Вторая часть молитвы состоит из прошений — одно другого искренней, прекрасней, проще. А под конец молитвы читаемое «прости, прости, прости…» — перетекает в безмолвно-созерцательную высоту имени “Пречистая” — ходящая в свете, облекающая в свет.
...Вот завершится XX век, и кто скажет, на чьей стороне правда? Алексей ли Симанский, патриарх официальной РПЦ, Геннадий ли Секач, патриарх катакомбной ИПЦ? Книга судов Божиих на стороне тех, кто исповедует любовь. Кто соскребал последние ее крупицы в сердце и дарил ближним — тот и спасется.
Возможно ли предстоять небесному Отцу, когда осуждаем братьев по вере? Возможно ли осуждать святого западной церкви Максимилиана Кольбе, чей подвиг равен соловецким? Чистый соловецкий православный святой, Максимилиан идет добровольно в камеру смертников, где должен умереть от голода в невыносимых условиях, среди удушливого адского зловония нечистот. А старей Симеон Сиверс испытывает на себе краснодраконовский “трамвай” — его помещают в набитую верующими небольшую комнату, где их держат три недели. И люди стоят вперемежку с разлагающимися трупами, пока не умирают в конвульсиях, в страшных мучениях... Симеон остается жить. Последним из камеры смертников в живых остается и Максимилиан Кольбе, умерщвляемый инъекцией освенцимских садистов.

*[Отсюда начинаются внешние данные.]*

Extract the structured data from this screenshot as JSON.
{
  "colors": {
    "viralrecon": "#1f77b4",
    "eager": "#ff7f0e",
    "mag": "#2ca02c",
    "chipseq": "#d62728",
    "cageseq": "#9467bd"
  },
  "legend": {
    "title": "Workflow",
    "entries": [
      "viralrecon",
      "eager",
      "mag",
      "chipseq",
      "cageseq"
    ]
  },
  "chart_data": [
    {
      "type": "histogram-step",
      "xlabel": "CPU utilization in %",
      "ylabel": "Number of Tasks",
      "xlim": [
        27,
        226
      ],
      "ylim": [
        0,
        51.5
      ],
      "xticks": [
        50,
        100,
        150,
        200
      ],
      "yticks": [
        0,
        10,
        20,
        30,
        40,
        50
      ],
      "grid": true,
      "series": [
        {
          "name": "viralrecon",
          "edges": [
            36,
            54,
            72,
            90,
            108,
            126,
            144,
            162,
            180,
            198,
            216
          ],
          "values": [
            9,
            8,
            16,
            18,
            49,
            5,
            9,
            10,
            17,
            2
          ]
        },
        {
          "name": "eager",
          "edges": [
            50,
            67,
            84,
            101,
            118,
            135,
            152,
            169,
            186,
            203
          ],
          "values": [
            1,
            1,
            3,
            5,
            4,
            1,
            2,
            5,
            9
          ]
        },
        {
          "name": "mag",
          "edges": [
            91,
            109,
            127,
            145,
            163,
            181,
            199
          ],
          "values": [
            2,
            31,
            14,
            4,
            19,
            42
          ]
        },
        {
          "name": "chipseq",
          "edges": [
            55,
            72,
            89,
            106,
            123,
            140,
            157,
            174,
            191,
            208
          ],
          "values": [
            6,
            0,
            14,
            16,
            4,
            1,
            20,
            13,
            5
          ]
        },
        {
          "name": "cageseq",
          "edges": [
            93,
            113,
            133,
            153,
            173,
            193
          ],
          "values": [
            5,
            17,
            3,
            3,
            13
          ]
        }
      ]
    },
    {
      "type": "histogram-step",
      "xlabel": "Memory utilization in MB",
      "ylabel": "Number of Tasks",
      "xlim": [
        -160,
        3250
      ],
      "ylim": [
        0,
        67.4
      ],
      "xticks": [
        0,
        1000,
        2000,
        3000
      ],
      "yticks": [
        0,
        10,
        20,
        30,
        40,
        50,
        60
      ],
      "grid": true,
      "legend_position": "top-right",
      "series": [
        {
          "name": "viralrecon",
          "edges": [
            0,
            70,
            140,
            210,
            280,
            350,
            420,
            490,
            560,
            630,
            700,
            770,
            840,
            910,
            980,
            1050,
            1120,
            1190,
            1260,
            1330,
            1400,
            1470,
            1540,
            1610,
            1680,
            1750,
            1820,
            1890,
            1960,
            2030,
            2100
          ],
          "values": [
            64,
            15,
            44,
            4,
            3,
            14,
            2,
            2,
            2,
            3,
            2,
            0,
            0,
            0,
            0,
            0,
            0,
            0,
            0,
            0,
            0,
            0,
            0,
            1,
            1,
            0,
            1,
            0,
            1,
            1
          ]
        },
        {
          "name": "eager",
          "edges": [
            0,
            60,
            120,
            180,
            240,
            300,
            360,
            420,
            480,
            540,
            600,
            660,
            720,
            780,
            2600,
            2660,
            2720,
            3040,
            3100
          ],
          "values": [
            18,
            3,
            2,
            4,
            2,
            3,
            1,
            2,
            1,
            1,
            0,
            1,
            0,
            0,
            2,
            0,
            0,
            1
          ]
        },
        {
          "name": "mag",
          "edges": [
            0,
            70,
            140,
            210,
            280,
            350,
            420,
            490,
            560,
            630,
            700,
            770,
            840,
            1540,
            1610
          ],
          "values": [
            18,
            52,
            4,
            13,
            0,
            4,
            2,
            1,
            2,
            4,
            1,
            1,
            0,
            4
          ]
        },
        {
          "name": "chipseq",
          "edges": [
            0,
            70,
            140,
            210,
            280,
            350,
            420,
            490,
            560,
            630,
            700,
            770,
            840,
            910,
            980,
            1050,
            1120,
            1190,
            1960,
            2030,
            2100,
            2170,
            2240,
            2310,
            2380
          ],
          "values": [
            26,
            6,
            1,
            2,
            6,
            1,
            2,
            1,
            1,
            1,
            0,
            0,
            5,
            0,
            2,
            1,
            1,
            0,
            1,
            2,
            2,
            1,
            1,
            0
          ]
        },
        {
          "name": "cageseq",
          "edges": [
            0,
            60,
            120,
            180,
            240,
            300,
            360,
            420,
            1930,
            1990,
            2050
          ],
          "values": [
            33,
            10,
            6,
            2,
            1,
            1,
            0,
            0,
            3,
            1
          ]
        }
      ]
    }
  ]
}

Как несчастны христиане, неспособные к любви! Как вдвойне несчастны христиане, слепые ко внутренним сокровищам, хранящимся в них! «Знаете ли, что вы есть храм Божий?» и «Царство Божие внутри вас», — учил небесный наш Владыка. Внутри нас — храм с распахнутыми настежь окнами, вселенский, вечный. И кто пред Богом чище, лучше, выше: великий старец Сампсон Сиверс, облаченный в схиму, аналав, куколь незлобия, трижды казненный и воскресший, обладавший дарами прозорливости, исцеления, пастырства, горячо любимый чадами, странник и катакомбник; Аннушка ли Сивере, романтическая англиканка, свою соловецкую Голгофу прошедшая в красной России, или благородный военный офицер литовского происхождения граф Сиверс? Не лежат ли на одном кладбище, накрытые Материнскою единой мантией? И не встретятся ли в вечности, где, забыв о преходящем: о лютеранском кресте, об англиканском кальвинизме, о православном знамении и старчестве, — откроют сердца друг другу и облекутся в вышний свет. Нет и не может быть счастья в человеческой душе, пока она не перестанет осуждать, не покорится духовным законам и не облечется неумолимо, а порой, и помимо своей воли — через данные ей страдания — в белые одежды. И уже ни одно пятно греха к ним не пристанет... и возблаженствует в вечности.